A family laundry business that traces its roots back more than a century to a village in Scotland is today scrubbing the glad-rags of the well-to-do in the western San José suburb of Escazú.
The historical treasure trove is Dry Cleaning International, run by Brian Kerr, a popular member of the British ex-pat community.
The business, celebrating its 102nd birthday this year, is a classic example of entrepreneurial longevity.
Kerr’s grandfather, David Kerr, first opened a laundry in what was known as the Old Thornton Mill in the village of Innerwick, east of Edinburgh, near the start of the 20th century.
The business, which added dry cleaning in 1912, has since spanned four generations and opened up shop in another four countries, including its current Latin American home in Costa Rica.
It wasn’t until 1937 when one of David’s sons, Charles, Kerr’s father, moved south that the family firm started its international tour.
“When my father was in his late 20s or early 30s he moved to London to be involved in running the laundry at the Savoy Hotel,” said the 71-year-old Kerr. “Then a little later, he got the opportunity to buy a laundry and cleaners in Hastings (England). The business was a success but it was soon interrupted by army service during World War II.”
After the war, Kerr rejoined his father and mother, Lucy May, in Hastings. Not long after his return, the family – and the business – were on the move again when his father bought a shop in London.
Kerr’s uncles, John and Ronald, became partners after they left the army, forming Kerr Brothers Laundry Ltd.
From there, the brothers branched out across London and opened dry cleaners under various names, including Style Dry Cleaners and St David’s Laundry.
As Kerr grew up, he started to develop a passion for the family art, but not before he, too, spent a stint doing national service.
“After leaving the army I joined the family business and stayed for eight or nine years,” he said. “Then the opportunity came up to buy a laundry in Aldgate in East London.
“So I went down there in 1959 and, as it happens, there was a famous pirate radio station called Caroline FM, so I named the business Caroline Dry Cleaners after it.”
Kerr eventually began selling dry cleaning machinery, a side of his business that involved extensive travel.
During one overseas trip, he met a Canadian who offered him the chance to work as a consultant for his dry cleaning company on the other side of the Atlantic. So in 1971 the blossoming Kerr empire expanded to North America.

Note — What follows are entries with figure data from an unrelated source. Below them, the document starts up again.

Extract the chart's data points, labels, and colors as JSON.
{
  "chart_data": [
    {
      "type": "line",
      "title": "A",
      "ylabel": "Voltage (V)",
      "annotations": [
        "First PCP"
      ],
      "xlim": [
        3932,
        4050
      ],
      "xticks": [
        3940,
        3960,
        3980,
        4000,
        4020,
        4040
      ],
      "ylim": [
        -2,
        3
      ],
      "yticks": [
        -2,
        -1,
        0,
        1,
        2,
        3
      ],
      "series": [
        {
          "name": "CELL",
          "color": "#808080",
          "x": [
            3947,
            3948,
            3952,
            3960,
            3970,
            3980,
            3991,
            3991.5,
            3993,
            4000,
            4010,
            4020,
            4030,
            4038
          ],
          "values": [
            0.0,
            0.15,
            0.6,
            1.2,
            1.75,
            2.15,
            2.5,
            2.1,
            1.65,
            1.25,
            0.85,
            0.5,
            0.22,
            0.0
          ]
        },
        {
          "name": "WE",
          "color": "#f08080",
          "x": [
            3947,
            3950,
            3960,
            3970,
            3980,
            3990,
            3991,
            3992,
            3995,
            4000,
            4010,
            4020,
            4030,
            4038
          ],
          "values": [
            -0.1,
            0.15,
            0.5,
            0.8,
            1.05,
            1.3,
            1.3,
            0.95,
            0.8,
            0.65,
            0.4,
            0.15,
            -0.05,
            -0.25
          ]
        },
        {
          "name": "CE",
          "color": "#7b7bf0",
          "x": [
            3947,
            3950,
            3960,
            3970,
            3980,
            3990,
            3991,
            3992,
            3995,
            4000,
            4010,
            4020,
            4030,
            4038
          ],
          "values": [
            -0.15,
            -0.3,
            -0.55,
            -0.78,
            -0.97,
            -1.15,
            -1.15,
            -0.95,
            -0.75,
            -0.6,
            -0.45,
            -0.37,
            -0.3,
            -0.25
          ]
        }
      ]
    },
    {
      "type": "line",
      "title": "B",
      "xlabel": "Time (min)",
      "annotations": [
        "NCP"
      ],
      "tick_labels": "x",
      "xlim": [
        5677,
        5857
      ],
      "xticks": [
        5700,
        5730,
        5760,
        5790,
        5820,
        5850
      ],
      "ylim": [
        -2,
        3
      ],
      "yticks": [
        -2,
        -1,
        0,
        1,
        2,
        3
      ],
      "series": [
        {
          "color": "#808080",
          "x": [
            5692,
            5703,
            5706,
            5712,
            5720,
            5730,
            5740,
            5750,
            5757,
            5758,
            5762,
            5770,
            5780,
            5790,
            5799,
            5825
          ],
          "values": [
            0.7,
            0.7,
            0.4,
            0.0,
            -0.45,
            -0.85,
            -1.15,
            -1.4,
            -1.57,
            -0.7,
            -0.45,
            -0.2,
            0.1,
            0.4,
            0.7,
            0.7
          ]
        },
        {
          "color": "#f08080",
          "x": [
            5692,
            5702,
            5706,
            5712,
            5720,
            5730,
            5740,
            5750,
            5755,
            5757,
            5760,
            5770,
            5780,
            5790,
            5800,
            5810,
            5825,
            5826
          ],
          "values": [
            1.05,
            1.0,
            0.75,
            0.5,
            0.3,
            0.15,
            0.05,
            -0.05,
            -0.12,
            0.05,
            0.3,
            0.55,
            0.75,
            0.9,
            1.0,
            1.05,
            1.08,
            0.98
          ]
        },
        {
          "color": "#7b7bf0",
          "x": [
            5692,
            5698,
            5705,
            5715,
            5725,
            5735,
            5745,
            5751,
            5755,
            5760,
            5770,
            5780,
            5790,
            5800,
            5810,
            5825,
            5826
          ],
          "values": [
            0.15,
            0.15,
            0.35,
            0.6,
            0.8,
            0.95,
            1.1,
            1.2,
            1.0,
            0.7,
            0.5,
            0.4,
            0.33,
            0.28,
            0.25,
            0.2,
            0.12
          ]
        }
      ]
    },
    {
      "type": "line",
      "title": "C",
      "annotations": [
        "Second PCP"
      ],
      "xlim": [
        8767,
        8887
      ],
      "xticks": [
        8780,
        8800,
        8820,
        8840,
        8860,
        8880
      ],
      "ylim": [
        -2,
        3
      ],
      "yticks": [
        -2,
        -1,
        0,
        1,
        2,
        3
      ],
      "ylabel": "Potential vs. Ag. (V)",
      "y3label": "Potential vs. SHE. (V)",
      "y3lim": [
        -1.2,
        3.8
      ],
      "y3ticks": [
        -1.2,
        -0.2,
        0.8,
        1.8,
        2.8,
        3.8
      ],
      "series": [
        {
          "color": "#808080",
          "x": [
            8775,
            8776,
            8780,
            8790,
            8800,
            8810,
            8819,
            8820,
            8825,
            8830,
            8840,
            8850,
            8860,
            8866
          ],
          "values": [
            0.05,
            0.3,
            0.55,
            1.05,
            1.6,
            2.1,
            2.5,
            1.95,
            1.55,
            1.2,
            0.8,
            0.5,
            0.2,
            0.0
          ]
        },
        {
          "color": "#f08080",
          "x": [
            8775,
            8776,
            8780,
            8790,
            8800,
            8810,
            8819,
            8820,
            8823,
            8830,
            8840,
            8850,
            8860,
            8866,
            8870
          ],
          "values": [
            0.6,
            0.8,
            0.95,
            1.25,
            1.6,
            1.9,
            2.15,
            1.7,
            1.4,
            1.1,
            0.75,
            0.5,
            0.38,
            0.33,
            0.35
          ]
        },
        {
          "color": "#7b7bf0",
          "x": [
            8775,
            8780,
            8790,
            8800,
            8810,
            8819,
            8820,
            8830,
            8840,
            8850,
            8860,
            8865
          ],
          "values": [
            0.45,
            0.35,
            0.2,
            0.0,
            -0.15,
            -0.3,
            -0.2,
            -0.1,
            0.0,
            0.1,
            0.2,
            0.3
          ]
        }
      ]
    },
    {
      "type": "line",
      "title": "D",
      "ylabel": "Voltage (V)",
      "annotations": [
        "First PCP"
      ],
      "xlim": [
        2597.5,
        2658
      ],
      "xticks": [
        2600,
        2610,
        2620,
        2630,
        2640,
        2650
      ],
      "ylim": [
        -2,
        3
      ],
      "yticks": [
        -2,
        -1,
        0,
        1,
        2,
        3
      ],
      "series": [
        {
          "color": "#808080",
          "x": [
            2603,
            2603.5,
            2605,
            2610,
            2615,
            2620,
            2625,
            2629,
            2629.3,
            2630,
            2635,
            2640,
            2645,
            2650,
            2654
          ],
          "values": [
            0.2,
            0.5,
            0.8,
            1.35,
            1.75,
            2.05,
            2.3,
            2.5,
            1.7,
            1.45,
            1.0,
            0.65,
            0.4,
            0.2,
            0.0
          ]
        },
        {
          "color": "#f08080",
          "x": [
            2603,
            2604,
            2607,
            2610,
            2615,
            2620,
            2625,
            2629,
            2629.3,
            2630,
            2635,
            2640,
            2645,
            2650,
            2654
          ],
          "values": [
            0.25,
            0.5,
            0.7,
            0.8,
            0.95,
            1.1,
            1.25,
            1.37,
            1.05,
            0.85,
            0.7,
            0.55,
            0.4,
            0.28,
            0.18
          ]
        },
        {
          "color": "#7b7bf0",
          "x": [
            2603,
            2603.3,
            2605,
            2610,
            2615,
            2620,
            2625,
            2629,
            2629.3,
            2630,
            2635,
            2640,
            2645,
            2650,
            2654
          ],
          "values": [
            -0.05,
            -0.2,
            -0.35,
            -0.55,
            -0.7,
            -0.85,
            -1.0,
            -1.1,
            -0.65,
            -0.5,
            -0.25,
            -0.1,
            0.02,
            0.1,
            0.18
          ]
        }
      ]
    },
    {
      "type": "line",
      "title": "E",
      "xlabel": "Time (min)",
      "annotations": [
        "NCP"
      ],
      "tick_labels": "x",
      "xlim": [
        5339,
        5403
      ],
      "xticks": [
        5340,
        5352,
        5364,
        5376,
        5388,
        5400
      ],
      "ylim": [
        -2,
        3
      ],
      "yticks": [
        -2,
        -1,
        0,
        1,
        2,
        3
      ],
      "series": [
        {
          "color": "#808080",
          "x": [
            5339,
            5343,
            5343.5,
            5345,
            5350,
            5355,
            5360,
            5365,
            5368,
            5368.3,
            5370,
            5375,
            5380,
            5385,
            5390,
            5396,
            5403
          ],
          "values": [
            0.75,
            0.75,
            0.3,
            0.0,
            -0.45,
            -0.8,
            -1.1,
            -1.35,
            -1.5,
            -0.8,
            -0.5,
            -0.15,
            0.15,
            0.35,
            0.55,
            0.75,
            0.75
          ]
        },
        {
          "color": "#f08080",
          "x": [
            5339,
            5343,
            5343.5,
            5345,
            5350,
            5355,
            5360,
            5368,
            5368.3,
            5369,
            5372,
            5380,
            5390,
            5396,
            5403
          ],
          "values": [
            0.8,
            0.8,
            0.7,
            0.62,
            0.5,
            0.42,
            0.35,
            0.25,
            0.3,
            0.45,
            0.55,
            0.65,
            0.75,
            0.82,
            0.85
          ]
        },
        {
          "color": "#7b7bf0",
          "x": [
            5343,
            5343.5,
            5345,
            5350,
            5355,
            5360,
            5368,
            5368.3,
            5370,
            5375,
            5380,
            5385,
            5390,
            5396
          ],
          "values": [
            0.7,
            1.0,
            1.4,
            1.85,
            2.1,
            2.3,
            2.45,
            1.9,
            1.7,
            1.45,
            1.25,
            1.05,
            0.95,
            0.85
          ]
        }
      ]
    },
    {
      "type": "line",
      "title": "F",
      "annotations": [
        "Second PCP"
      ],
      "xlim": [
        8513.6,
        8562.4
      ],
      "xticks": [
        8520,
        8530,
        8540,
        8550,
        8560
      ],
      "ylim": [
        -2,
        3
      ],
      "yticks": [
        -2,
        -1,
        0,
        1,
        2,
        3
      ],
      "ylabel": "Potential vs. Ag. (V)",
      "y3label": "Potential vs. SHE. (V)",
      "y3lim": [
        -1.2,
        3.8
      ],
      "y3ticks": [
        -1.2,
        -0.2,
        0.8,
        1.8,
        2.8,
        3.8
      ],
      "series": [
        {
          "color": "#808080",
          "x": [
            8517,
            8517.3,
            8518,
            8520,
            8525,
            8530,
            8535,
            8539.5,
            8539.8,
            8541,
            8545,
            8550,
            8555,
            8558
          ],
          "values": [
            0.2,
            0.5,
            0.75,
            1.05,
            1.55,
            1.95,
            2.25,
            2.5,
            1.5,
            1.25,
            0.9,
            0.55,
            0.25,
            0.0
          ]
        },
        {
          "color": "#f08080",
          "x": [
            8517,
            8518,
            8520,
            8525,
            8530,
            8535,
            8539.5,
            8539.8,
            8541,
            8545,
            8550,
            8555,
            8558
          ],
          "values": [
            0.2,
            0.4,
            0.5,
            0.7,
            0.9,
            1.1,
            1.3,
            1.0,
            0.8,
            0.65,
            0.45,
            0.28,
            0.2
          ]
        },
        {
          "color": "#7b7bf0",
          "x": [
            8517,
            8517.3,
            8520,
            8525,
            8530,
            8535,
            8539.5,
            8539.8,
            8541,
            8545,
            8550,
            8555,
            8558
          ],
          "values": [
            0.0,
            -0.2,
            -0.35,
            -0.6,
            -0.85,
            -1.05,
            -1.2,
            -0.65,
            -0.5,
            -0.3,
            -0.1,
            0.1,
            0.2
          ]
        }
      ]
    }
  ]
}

Business in Canada was brisk. The company grew until there were 26 branches spread across Ontario and Quebec.
The family stayed for 26 years, but life in general wasn’t always kind, and Kerr eventually grew tired of the economic climate.
“I was growing tired of Canada. I was fed up with the weather and the extortionate taxes,” he said.

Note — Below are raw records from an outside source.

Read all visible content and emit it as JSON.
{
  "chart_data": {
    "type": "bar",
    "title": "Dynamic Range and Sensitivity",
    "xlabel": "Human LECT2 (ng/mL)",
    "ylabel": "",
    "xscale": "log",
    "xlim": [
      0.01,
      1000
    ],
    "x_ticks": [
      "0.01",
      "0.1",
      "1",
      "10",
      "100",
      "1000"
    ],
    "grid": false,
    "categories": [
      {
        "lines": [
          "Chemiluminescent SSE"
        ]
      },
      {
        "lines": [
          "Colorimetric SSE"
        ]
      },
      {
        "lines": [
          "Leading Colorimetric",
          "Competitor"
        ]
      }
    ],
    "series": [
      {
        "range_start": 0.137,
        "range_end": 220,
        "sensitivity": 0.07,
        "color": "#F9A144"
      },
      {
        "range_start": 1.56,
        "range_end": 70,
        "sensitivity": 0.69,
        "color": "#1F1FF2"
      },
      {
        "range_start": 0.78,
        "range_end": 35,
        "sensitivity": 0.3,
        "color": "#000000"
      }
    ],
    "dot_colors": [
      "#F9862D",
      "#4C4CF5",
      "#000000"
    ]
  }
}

In 1994, the Kerr business was on the move again, this time to Costa Rica.
“The climate was good, I could do what I wanted to do business-wise without having to become a citizen, and the cost of living was right,” he said.“My uncle had come over this way, too. He never ever returned, instead going to Brazil when he was done in Chile building the railroads, because there was another branch of the Kerr family who had settled there.”

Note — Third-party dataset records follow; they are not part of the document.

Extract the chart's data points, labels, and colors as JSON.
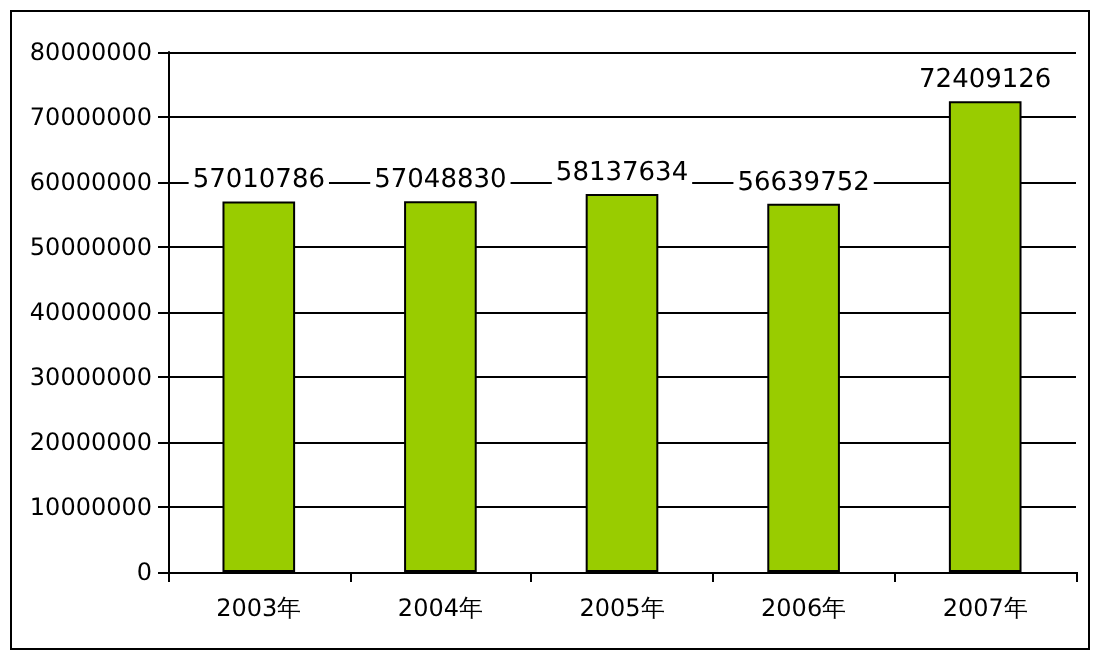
{
  "chart_data": {
    "type": "bar",
    "categories": [
      "2003年",
      "2004年",
      "2005年",
      "2006年",
      "2007年"
    ],
    "values": [
      57010786,
      57048830,
      58137634,
      56639752,
      72409126
    ],
    "color": "#99cc00",
    "data_labels": true,
    "ylim": [
      0,
      80000000
    ],
    "yticks": [
      0,
      10000000,
      20000000,
      30000000,
      40000000,
      50000000,
      60000000,
      70000000,
      80000000
    ],
    "grid": "y"
  }
}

His move south may have been in search of cheaper operating costs, but Dry Cleaning International caters to Costa Rica’s wealthy upper class.
“The expat community is not my biggest market. About 90 percent of my clients are Costa Rican. Among them is the country’s foreign minister… Clients who come here will bring maybe two or three $4,000 Versace dresses they flew to Miami to buy.”
Meanwhile, the family business looks to have a good future after son Etienne joined Brian in Escazú almost two years ago.
Etienne represents the fourth generation of Kerrs to enter the dry cleaning business, after having set out on his own in Canada.
Kerr said it’s all thanks to his grandfather that the business still lives and breathes today, a testament to the importance of efficiency and innovation to a small business’s longevity.
The original Kerr harnessed water at Thornton Mill to make electricity. In the 1950s, “Old Davey” operated a collection and delivery service by horse and cart because it was cheaper to feed and groom horses than to operate a motor vehicle.
He made his own soda ash and soaps using formulas from the previous century.
“In other words, he was a true Scot: minimize outgoings and maximize return,” said Kerr. “I like to think some of his lessons did not go to waste on my generation.”